IRE2004 Homework 1 - Estimating Means from Samples
Hello, dear friend, you can consult us at any time if you have any questions, add WeChat: daixieit
Homework 1 - Estimating Means from Samples
IRE2004
Figure 1: The Billy Bishop Toronto City Airport (YTZ)
Introduction
This assignment applies basic inferential statistics in R. You learned these statistical techniques in IRE1002 or a similar course: computing means and variances of a sample, calculating the confidence interval around a mean estimate, and analyzing the relationship between sample size and confidence intervals. It may be helfpul to refer to your notes or the textbook from that course.

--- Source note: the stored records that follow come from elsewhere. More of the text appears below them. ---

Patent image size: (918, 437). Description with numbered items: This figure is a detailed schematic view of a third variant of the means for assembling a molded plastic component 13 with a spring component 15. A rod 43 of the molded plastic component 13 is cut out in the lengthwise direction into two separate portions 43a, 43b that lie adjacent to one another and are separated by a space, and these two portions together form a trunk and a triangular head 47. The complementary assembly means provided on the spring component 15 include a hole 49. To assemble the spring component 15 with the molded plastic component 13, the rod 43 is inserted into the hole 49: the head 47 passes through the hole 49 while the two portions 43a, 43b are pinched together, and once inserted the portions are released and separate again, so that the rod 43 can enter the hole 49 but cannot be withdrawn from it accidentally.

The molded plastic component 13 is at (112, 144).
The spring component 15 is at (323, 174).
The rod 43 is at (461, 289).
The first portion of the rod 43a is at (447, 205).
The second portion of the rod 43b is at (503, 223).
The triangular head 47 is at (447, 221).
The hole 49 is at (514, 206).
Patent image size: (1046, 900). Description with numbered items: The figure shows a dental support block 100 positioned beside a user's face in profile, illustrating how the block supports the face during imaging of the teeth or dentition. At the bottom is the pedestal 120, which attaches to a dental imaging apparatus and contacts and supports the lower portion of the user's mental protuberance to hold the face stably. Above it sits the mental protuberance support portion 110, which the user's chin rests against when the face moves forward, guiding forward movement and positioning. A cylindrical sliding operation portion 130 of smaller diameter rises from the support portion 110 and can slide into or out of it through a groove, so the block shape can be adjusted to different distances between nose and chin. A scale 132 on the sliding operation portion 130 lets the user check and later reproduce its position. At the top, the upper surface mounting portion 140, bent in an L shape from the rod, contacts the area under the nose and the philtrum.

You will submit your work as an R script (a file ending in .R) on Quercus. A template script file is provided on Quercus: [studentno]_ [lastname]_ [firstinitial]_hw1 .R Open this file in RStudio. It will appear in your ‘Source’ pane. Fill in your answers to the exercises in the assigned sections. Then save the file, using youw own student number and name, and submit that file as your completed homework.
1 Computing the mean and variance of a sample
The following seven temperature readings were taken from the Billy Bishop Toronto City Airport weather station at 1 P.M. for the first seven days of September 2018: 20, 22, 23, 23, 24, 22, and 20 degrees C.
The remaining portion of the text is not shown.